French President Emmanuel Macron on Monday is also set to make a televised address to the country at 8:00 p.m. local time (1900 GMT), at the same time as yellow vests have been called to mass on the Champs-Elysees avenue in the French capital.
Paris, in particular, will be on full alert after frequent clashes over the last month between anti-riot police forces and the so-called yellow vest demonstrators.
Since November 17, thousands of demonstrators wearing yellow vests have been gathering in major French cities to initially protest Macron’s controversial fuel tax hike — which he later dropped — and the high costs of living in France.

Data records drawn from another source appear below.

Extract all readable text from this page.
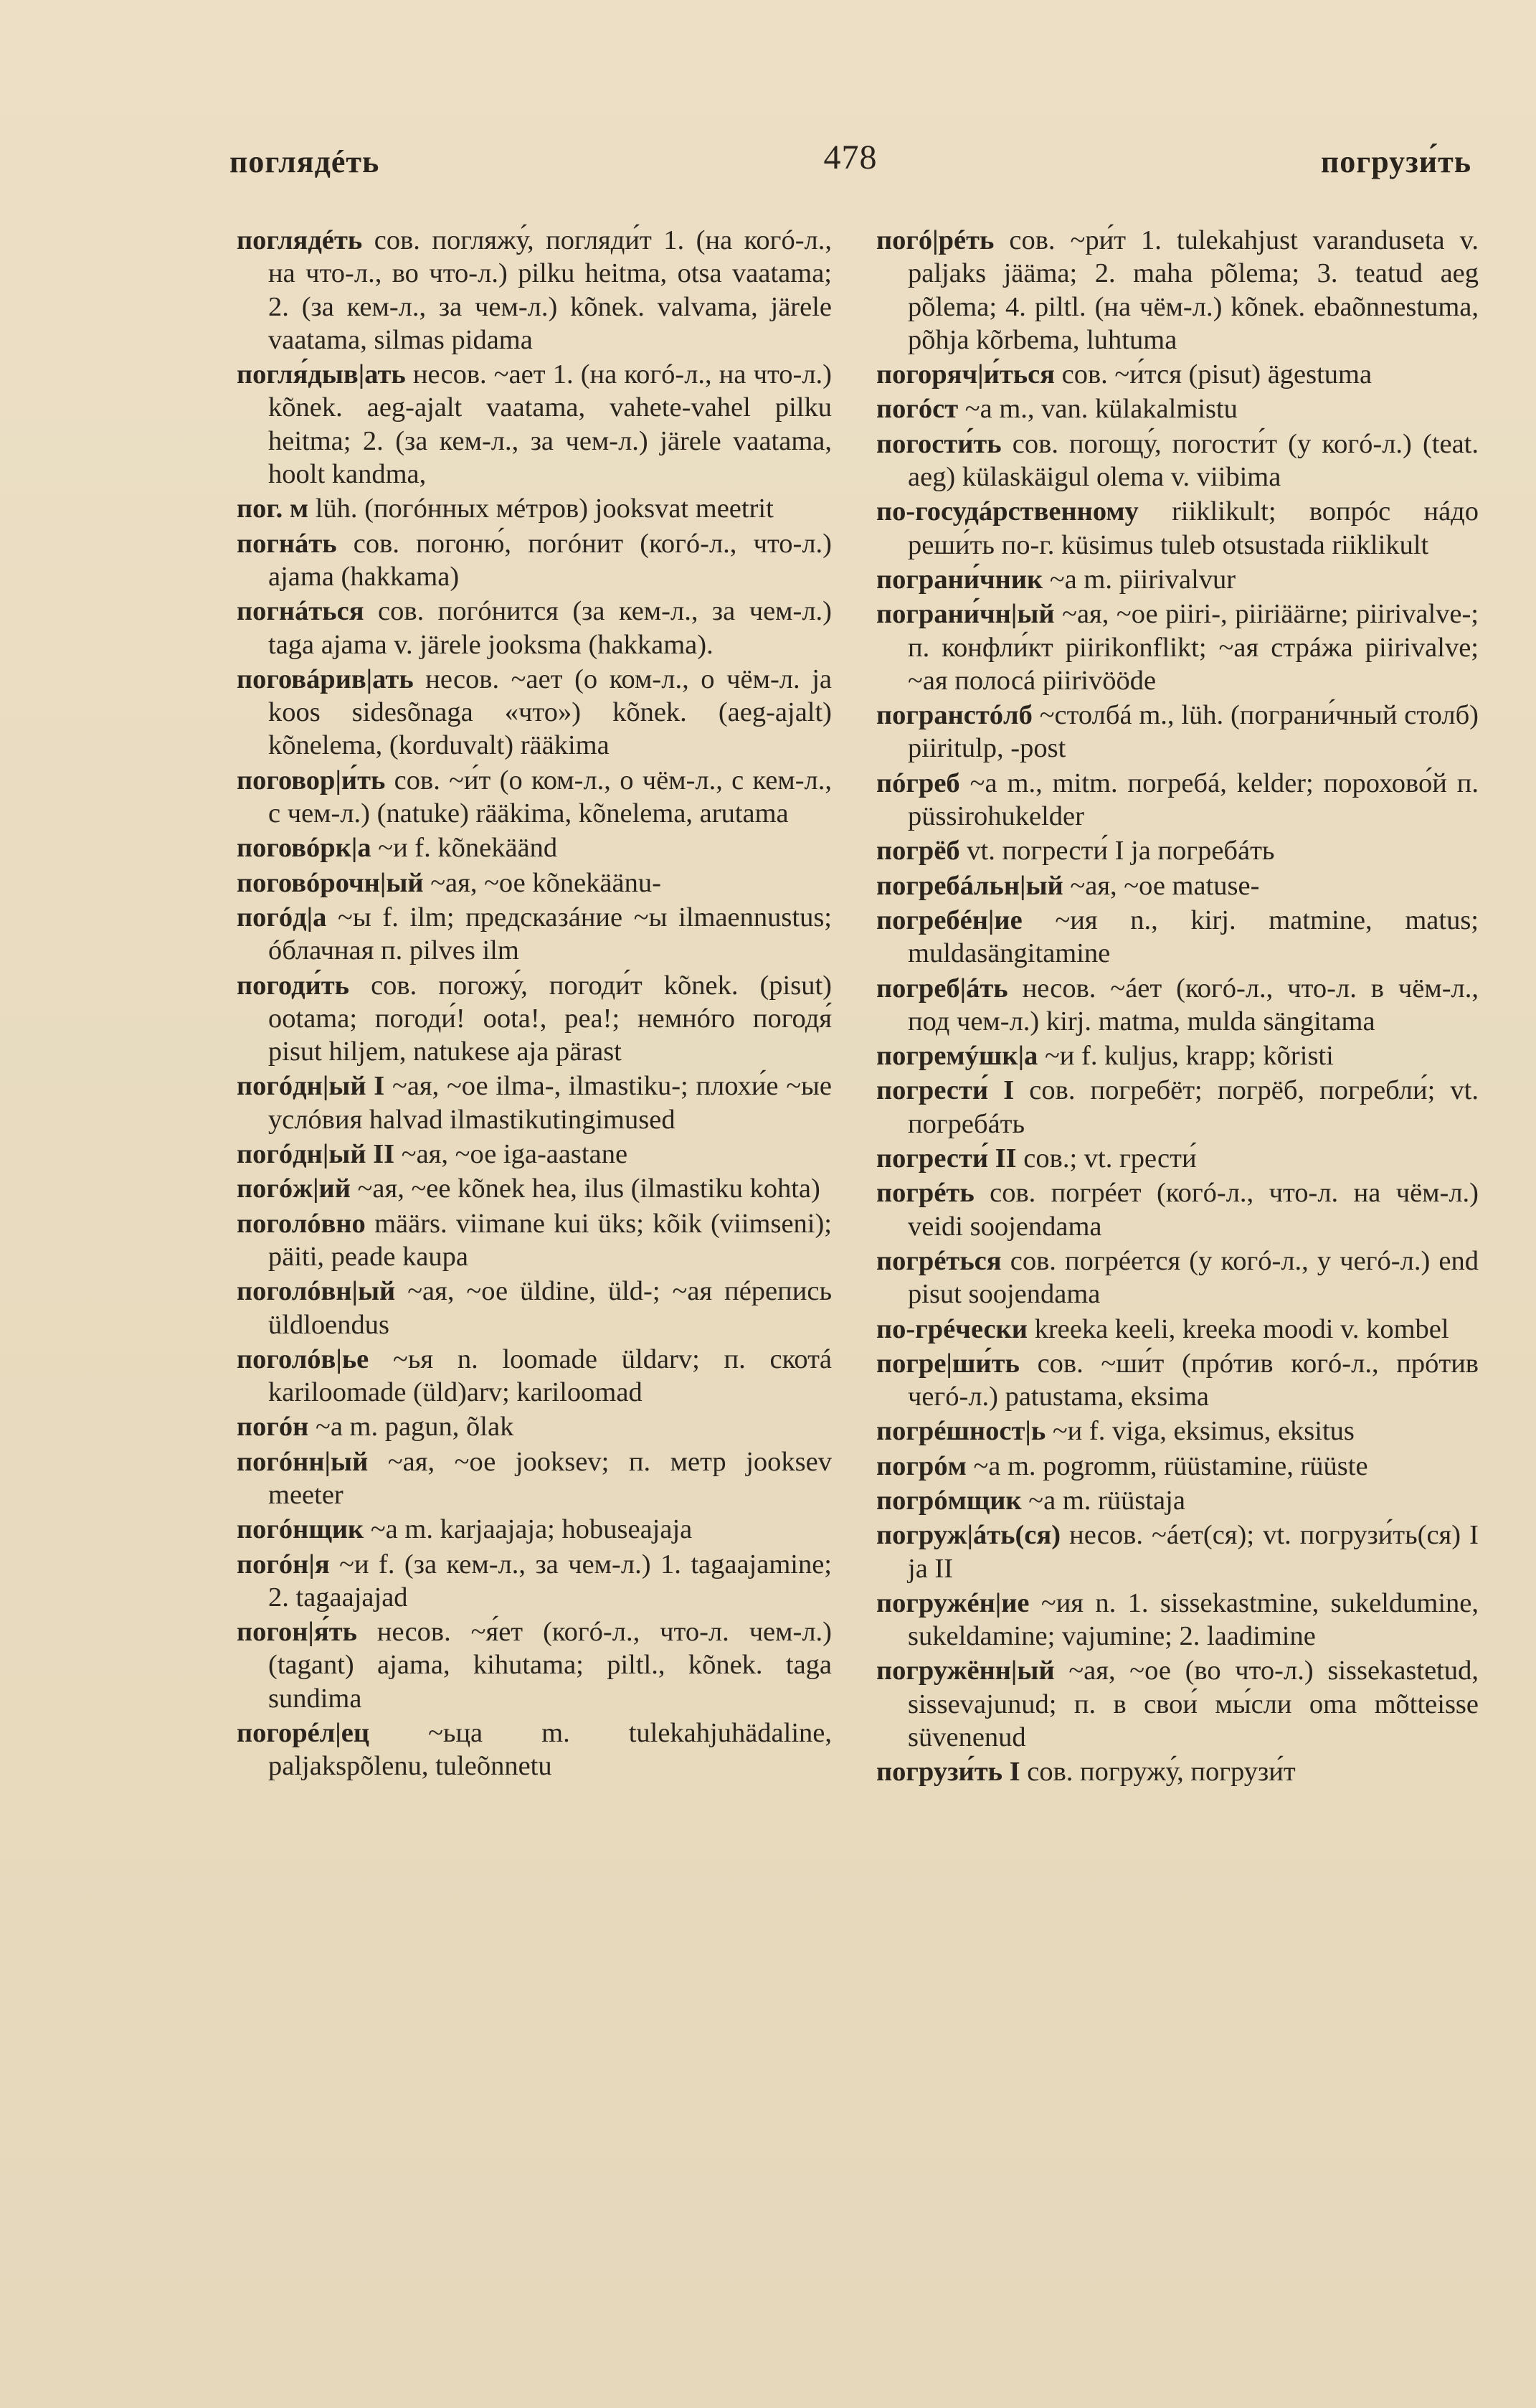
поглядéть	478	погрузи́ть

поглядéть сов. погляжу́, погляди́т 1. (на когó-л., на что-л., во что-л.) pilku heitma, otsa vaatama; 2. (за кем-л., за чем-л.) kõnek. valvama, järele vaatama, silmas pidama

погля́дыв|ать несов. ~ает 1. (на когó-л., на что-л.) kõnek. aeg-ajalt vaatama, vahete-vahel pilku heitma; 2. (за кем-л., за чем-л.) järele vaatama, hoolt kandma,

пог. м lüh. (погóнных мéтров) jooksvat meetrit

погнáть сов. погоню́, погóнит (когó-л., что-л.) ajama (hakkama)

погнáться сов. погóнится (за кем-л., за чем-л.) taga ajama v. järele jooksma (hakkama).

поговáрив|ать несов. ~ает (о ком-л., о чём-л. ja koos sidesõnaga «что») kõnek. (aeg-ajalt) kõnelema, (korduvalt) rääkima

поговор|и́ть сов. ~и́т (о ком-л., о чём-л., с кем-л., с чем-л.) (natuke) rääkima, kõnelema, arutama

поговóрк|а ~и f. kõnekäänd

поговóрочн|ый ~ая, ~ое kõnekäänu-

погóд|а ~ы f. ilm; предсказáние ~ы ilmaennustus; óблачная п. pilves ilm

погоди́ть сов. погожу́, погоди́т kõnek. (pisut) ootama; погоди́! oota!, pea!; немнóго погодя́ pisut hiljem, natukese aja pärast

погóдн|ый I ~ая, ~ое ilma-, ilmastiku-; плохи́е ~ые услóвия halvad ilmastikutingimused

погóдн|ый II ~ая, ~ое iga-aastane

погóж|ий ~ая, ~ее kõnek hea, ilus (ilmastiku kohta)

поголóвно määrs. viimane kui üks; kõik (viimseni); päiti, peade kaupa

поголóвн|ый ~ая, ~ое üldine, üld-; ~ая пéрепись üldloendus

поголóв|ье ~ья n. loomade üldarv; п. скотá kariloomade (üld)arv; kariloomad

погóн ~а m. pagun, õlak

погóнн|ый ~ая, ~ое jooksev; п. метр jooksev meeter

погóнщик ~а m. karjaajaja; hobuseajaja

погóн|я ~и f. (за кем-л., за чем-л.) 1. tagaajamine; 2. tagaajajad

погон|я́ть несов. ~я́ет (когó-л., что-л. чем-л.) (tagant) ajama, kihutama; piltl., kõnek. taga sundima

погорéл|ец ~ьца m. tulekahjuhädaline, paljakspõlenu, tuleõnnetu

погó|рéть сов. ~ри́т 1. tulekahjust varanduseta v. paljaks jääma; 2. maha põlema; 3. teatud aeg põlema; 4. piltl. (на чём-л.) kõnek. ebaõnnestuma, põhja kõrbema, luhtuma

погоряч|и́ться сов. ~и́тся (pisut) ägestuma

погóст ~а m., van. külakalmistu

погости́ть сов. погощу́, погости́т (у когó-л.) (teat. aeg) külaskäigul olema v. viibima

по-госудáрственному riiklikult; вопрóс нáдо реши́ть по-г. küsimus tuleb otsustada riiklikult

пограни́чник ~а m. piirivalvur

пограни́чн|ый ~ая, ~ое piiri-, piiriäärne; piirivalve-; п. конфли́кт piirikonflikt; ~ая стрáжа piirivalve; ~ая полосá piirivööde

погранстóлб ~столбá m., lüh. (пограни́чный столб) piiritulp, -post

пóгреб ~а m., mitm. погребá, kelder; порохово́й п. püssirohukelder

погрёб vt. погрести́ I ja погребáть

погребáльн|ый ~ая, ~ое matuse-

погребéн|ие ~ия n., kirj. matmine, matus; muldasängitamine

погреб|áть несов. ~áет (когó-л., что-л. в чём-л., под чем-л.) kirj. matma, mulda sängitama

погремýшк|а ~и f. kuljus, krapp; kõristi

погрести́ I сов. погребёт; погрёб, погребли́; vt. погребáть

погрести́ II сов.; vt. грести́

погрéть сов. погрéет (когó-л., что-л. на чём-л.) veidi soojendama

погрéться сов. погрéется (у когó-л., у чегó-л.) end pisut soojendama

по-грéчески kreeka keeli, kreeka moodi v. kombel

погре|ши́ть сов. ~ши́т (прóтив когó-л., прóтив чегó-л.) patustama, eksima

погрéшност|ь ~и f. viga, eksimus, eksitus

погрóм ~а m. pogromm, rüüstamine, rüüste

погрóмщик ~а m. rüüstaja

погруж|áть(ся) несов. ~áет(ся); vt. погрузи́ть(ся) I ja II

погружéн|ие ~ия n. 1. sissekastmine, sukeldumine, sukeldamine; vajumine; 2. laadimine

погружённ|ый ~ая, ~ое (во что-л.) sissekastetud, sissevajunud; п. в свои́ мы́сли oma mõtteisse süvenenud

погрузи́ть I сов. погружу́, погрузи́т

However, the protest movement has diminished dramatically in the last fortnight, yet the prospect of protesters in yellow vests mixing with revelers and tourists in the capital will cause a new headache for the stretched Paris police force.

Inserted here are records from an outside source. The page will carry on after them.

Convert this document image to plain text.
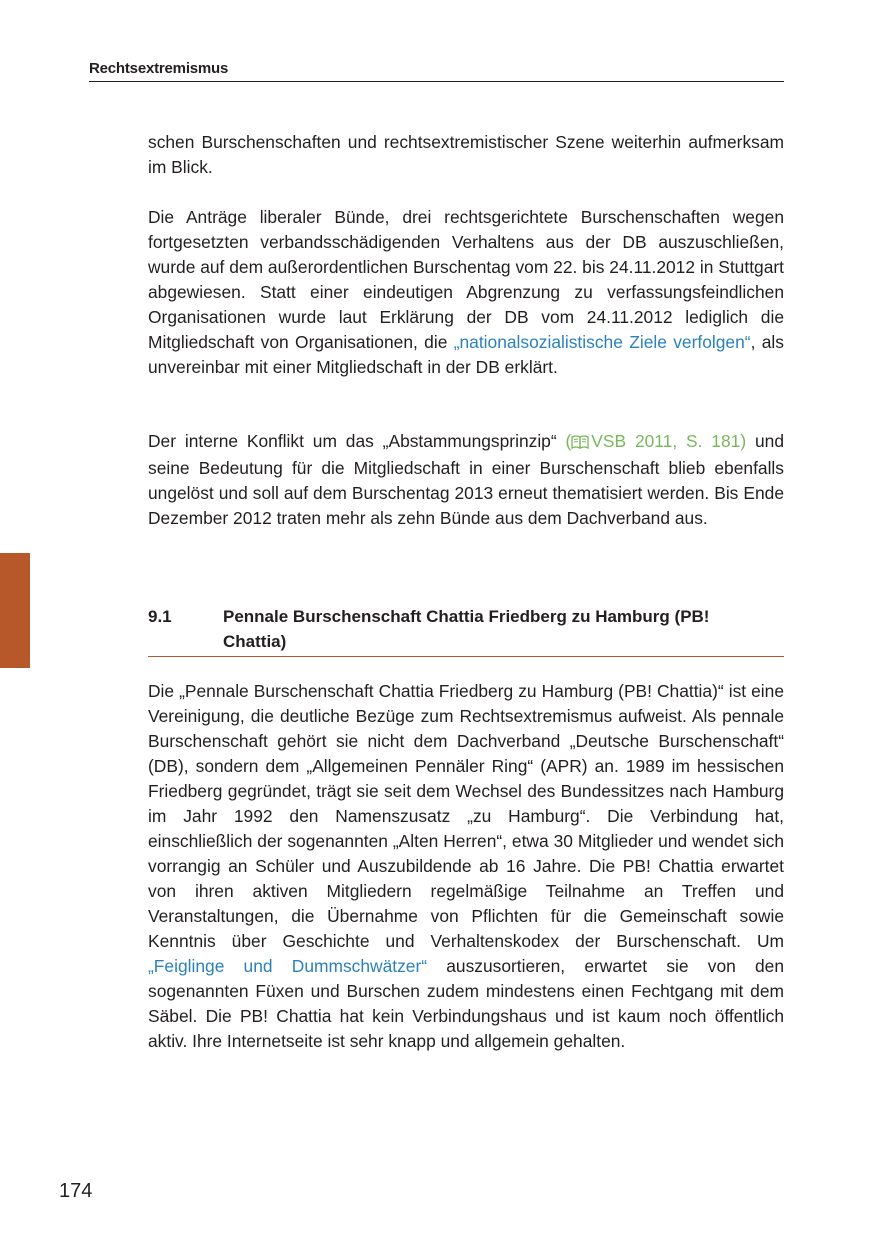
Rechtsextremismus

schen Burschenschaften und rechtsextremistischer Szene weiterhin aufmerksam im Blick.

Die Anträge liberaler Bünde, drei rechtsgerichtete Burschenschaften wegen fortgesetzten verbandsschädigenden Verhaltens aus der DB auszuschließen, wurde auf dem außerordentlichen Burschentag vom 22. bis 24.11.2012 in Stuttgart abgewiesen. Statt einer eindeutigen Abgrenzung zu verfassungsfeindlichen Organisationen wurde laut Erklärung der DB vom 24.11.2012 lediglich die Mitgliedschaft von Organisationen, die „nationalsozialistische Ziele verfolgen“, als unvereinbar mit einer Mitgliedschaft in der DB erklärt.

Der interne Konflikt um das „Abstammungsprinzip“ ( VSB 2011, S. 181) und seine Bedeutung für die Mitgliedschaft in einer Burschenschaft blieb ebenfalls ungelöst und soll auf dem Burschentag 2013 erneut thematisiert werden. Bis Ende Dezember 2012 traten mehr als zehn Bünde aus dem Dachverband aus.

9.1	Pennale Burschenschaft Chattia Friedberg zu Hamburg (PB! Chattia)

Die „Pennale Burschenschaft Chattia Friedberg zu Hamburg (PB! Chattia)“ ist eine Vereinigung, die deutliche Bezüge zum Rechtsextremismus aufweist. Als pennale Burschenschaft gehört sie nicht dem Dachverband „Deutsche Burschenschaft“ (DB), sondern dem „Allgemeinen Pennäler Ring“ (APR) an. 1989 im hessischen Friedberg gegründet, trägt sie seit dem Wechsel des Bundessitzes nach Hamburg im Jahr 1992 den Namenszusatz „zu Hamburg“. Die Verbindung hat, einschließlich der sogenannten „Alten Herren“, etwa 30 Mitglieder und wendet sich vorrangig an Schüler und Auszubildende ab 16 Jahre. Die PB! Chattia erwartet von ihren aktiven Mitgliedern regelmäßige Teilnahme an Treffen und Veranstaltungen, die Übernahme von Pflichten für die Gemeinschaft sowie Kenntnis über Geschichte und Verhaltenskodex der Burschenschaft. Um „Feiglinge und Dummschwätzer“ auszusortieren, erwartet sie von den sogenannten Füxen und Burschen zudem mindestens einen Fechtgang mit dem Säbel. Die PB! Chattia hat kein Verbindungshaus und ist kaum noch öffentlich aktiv. Ihre Internetseite ist sehr knapp und allgemein gehalten.

174
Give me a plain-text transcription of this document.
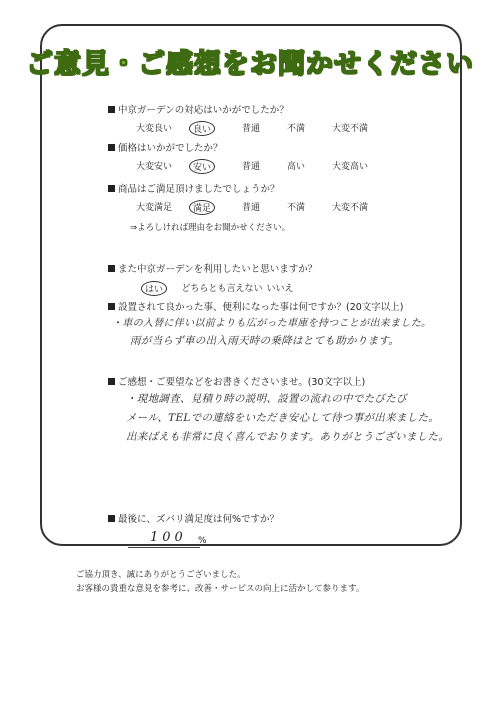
ご意見・ご感想をお聞かせください
中京ガーデンの対応はいかがでしたか？
大変良い	良い	普通	不満	大変不満
価格はいかがでしたか？
大変安い	安い	普通	高い	大変高い
商品はご満足頂けましたでしょうか？
大変満足	満足	普通	不満	大変不満
⇒よろしければ理由をお聞かせください。
また中京ガーデンを利用したいと思いますか？
はい	どちらとも言えない いいえ
設置されて良かった事、便利になった事は何ですか？(20文字以上)
・車の入替に伴い以前よりも広がった車庫を持つことが出来ました。
雨が当らず車の出入雨天時の乗降はとても助かります。
ご感想・ご要望などをお書きくださいませ。(30文字以上)
・現地調査、見積り時の説明、設置の流れの中でたびたび
メール、TELでの連絡をいただき安心して待つ事が出来ました。
出来ばえも非常に良く喜んでおります。ありがとうございました。
最後に、ズバリ満足度は何%ですか？
100 %
ご協力頂き、誠にありがとうございました。
お客様の貴重な意見を参考に、改善・サービスの向上に活かして参ります。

Analysts believe that the tax and salary concessions that Macron offered to the yellow vest protesters earlier this month have brought the recent fall.
But according to numerous polls conducted after Macron canceled his planned fuel-tax hike on December 10, about half of the public believes his concessions were not meaningful enough and that the movement should continue.
“What can we expect? Disorder. What I see with the 'yellow vests' is a desire to be harmful, not to demonstrate,” said French Interior Minister Christophe Castaner as he visited a fire station in the capital.
The planned “non-violent and festive” demonstration to be held on Monday night has been organized on Facebook, where some 9,000 people have already indicated they plan to attend, less than the 12,000 police who will be on duty in the capital.
The European country is currently on high alert due to the threat of terrorism, with the latest attack conducted on December 11 during which five people lost their lives by the bullets of a gunman at a Christmas market in Strasbourg.
Furthermore, in New Year's Eve lots of French youths from poverty-hit districts of France set fire to hundreds of cars across France in what has become a shocking annual tradition that ties up police forces.
The French president’s New Year’s address is hotly anticipated by political commentators who expect 41-year-old Macron to address the “yellow vest” protests which commenced in rural France.
Since the onset of the movement, ten people have been killed and more than 1,500 have been injured. Fifty of the injury cases were serious. Thousands more have been arrested by security forces.